Marathon 2002: Series B

Horton Foote knows the territory well. He's been writing about Harrison, Tex., the fictional stand-in for his Texas hometown of Wharton, for decades. And in "The Prisoner's Song," Foote is at his most evocative, providing a sterling centerpiece for the second series in Ensemble Studio Theatre's Marathon 2002, its annual festival of one-act plays.

With deft strokes, Foote paints a telling portrait of the town's layers of class and racism, the tensions between the poor and the nouveau-riche oil barons. It's compelling Americana circa the 1930s.

John, an alcoholic who hasn't had a drink or a job in months, and his wife, Mae, are living on their last dollars in a genteel rooming house. Opportunity seems to knock when a wealthy friend of Mae's family contacts the couple with the promise of aiding John's search for employment. Nothing cataclysmic occurs, but the play moves through a series of emotional highs and lows that make for absorbing theatre. Under Harris Yulin's sensitive direction, there are lovely performances by Mary Catherine Garrison and Tim Guinee as the couple, Michael P. Moran as the friend, and Marceline Hugot as a gossipy landlady.

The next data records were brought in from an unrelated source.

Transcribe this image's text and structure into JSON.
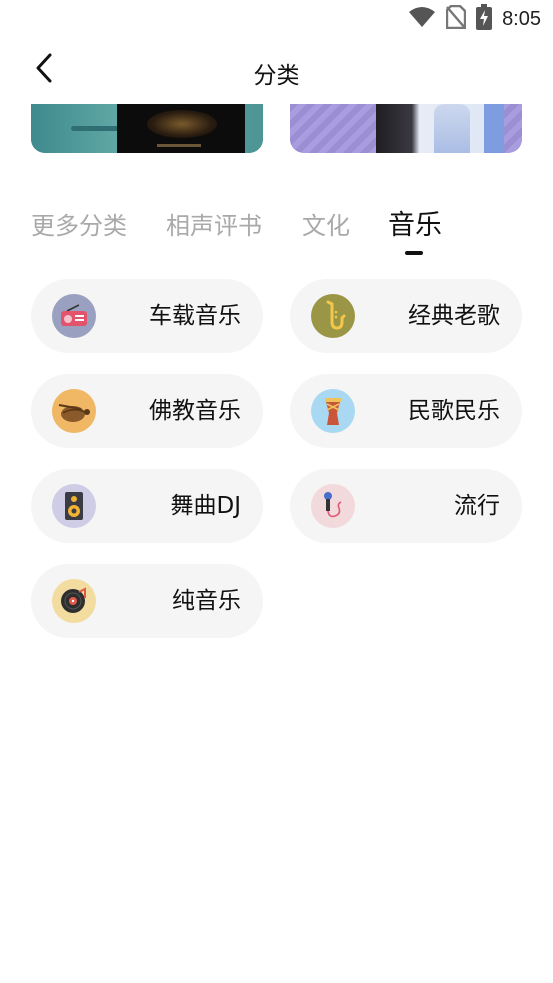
{
  "status_bar": {
    "time": "8:05",
    "icons": [
      "wifi-icon",
      "no-sim-icon",
      "battery-charging-icon"
    ]
  },
  "header": {
    "title": "分类",
    "back_icon": "chevron-left-icon"
  },
  "tabs": [
    {
      "label": "更多分类",
      "active": false
    },
    {
      "label": "相声评书",
      "active": false
    },
    {
      "label": "文化",
      "active": false
    },
    {
      "label": "音乐",
      "active": true
    }
  ],
  "categories": [
    {
      "label": "车载音乐",
      "icon": "radio-icon",
      "icon_bg": "#9aa0c0"
    },
    {
      "label": "经典老歌",
      "icon": "saxophone-icon",
      "icon_bg": "#9b9646"
    },
    {
      "label": "佛教音乐",
      "icon": "muyu-icon",
      "icon_bg": "#f0b765"
    },
    {
      "label": "民歌民乐",
      "icon": "drum-icon",
      "icon_bg": "#a9d9f2"
    },
    {
      "label": "舞曲DJ",
      "icon": "speaker-icon",
      "icon_bg": "#cfcde6"
    },
    {
      "label": "流行",
      "icon": "microphone-icon",
      "icon_bg": "#f2d9dc"
    },
    {
      "label": "纯音乐",
      "icon": "vinyl-record-icon",
      "icon_bg": "#f3dca0"
    }
  ],
  "colors": {
    "pill_bg": "#f5f5f5",
    "tab_inactive": "#a9a9a9",
    "tab_active": "#111111"
  }
}
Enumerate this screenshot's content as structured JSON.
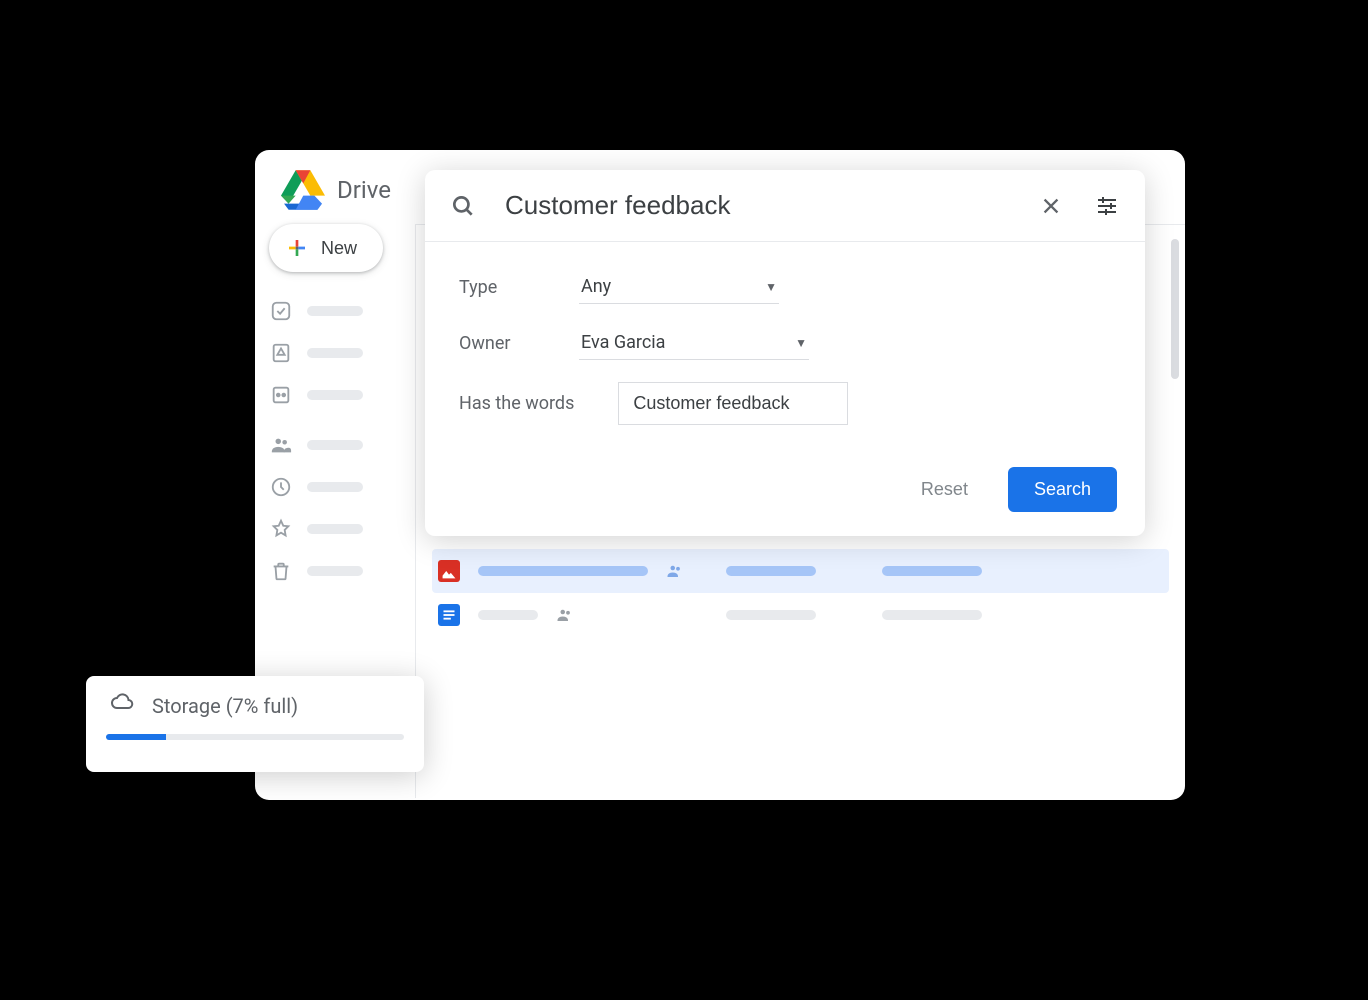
{
  "app": {
    "title": "Drive"
  },
  "new_button": {
    "label": "New"
  },
  "search": {
    "query": "Customer feedback",
    "filters": {
      "type_label": "Type",
      "type_value": "Any",
      "owner_label": "Owner",
      "owner_value": "Eva Garcia",
      "words_label": "Has the words",
      "words_value": "Customer feedback"
    },
    "reset_label": "Reset",
    "search_label": "Search"
  },
  "storage": {
    "label": "Storage (7% full)",
    "percent": 7
  },
  "colors": {
    "accent": "#1a73e8",
    "folder": "#5f6368",
    "image": "#d93025",
    "doc": "#1a73e8"
  }
}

The evening's three other plays are a mixed but hardly unpleasant bag. "Adaptation" by Roger Hedden is a sassy satire, even though the target is familiar: what passes for the creative process in network television. Of course, sex has a lot to do with it, as a soured romance between a writer and director throws a monkey wrench into the planning for a dramatic series. Brooke Smith and Dennis Boutsikaris play the estranged lovers with an effective edge, and make them believable as well. Ian Reed Kesler, Fiona Gallagher, and Spencer Garrett create an appropriately chilling gallery of network types, and Billy Hopkins' astute direction keeps the pace snappy.

"Am Lit or Hibernophilia" by Dan O'Brien has an engaging performance by Tom Bloom as a restless professor giving up America to live in Ireland; however, his plight fails to take on dramatic urgency. "Salvation" by Bill Bozzone concerns a perky babysitter evangelist and her overage (15-year-old) charge. There are funny bits, but the overall effect is that of a muddled cartoon.